As a side note, something I haven't blogged about a lot, but one of the reasons I moved to South America. I think food inflation, especially in meat, is getting ready to take off. Feed grains are getting scarce as the developing world starts eating more and more meat. When the meat producers' hedges come off (the only thing in my opinion that has allowed soy, wheat, corn, etc prices to SOAR while keeping meat prices in check), it could get ugly fast.

It will be interesting to see if the meat prices soaring will be blamed on a weather event, ethanol subsidies, greedy oil companies, war, population growth, or irresponsible creation of cash and credit. I guess it depends on whatever sells the most advertising time.

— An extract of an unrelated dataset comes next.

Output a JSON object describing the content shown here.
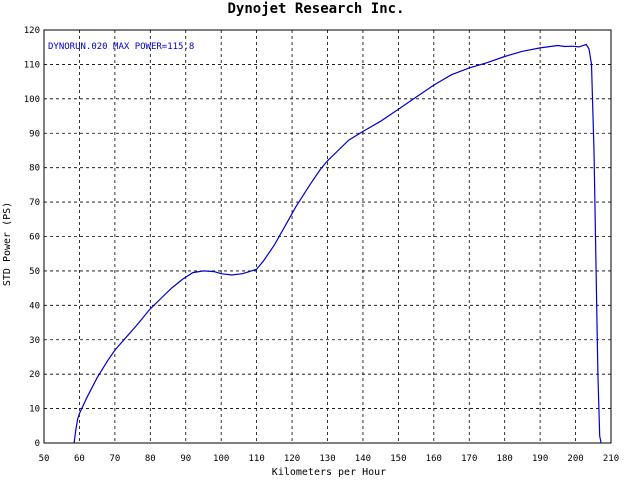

ciao ("chow" -- food inflation is goin to get worse)
fuBarrio

1 comment:

fuBarrio said...

oh yeah...

i forgot to mention this, but the btu to btu equivalent of nat gas to crude oil right now is about 2X what it "should" be if the two commodities were freely convertible across all uses, consumer and industrial.

They aren't.

There are lots of reasons that crude trades at higher than the 6x (rough) equiv of what a strict btu to btu conversion should dictate. However, when it gets this extreme, it *can* signal the potential for there to be pressure on one commodity or the other (nat gas up or crude oil down) in the intermediate term.

my (big oil) energy play has been COP (Conoco Philips) for years and has a pretty healthy mix of both (nat gas and crude) however, it also has a geopolitical risk profile that gives me ulcers when the position is too big -- so i'm forced to keep it quite small.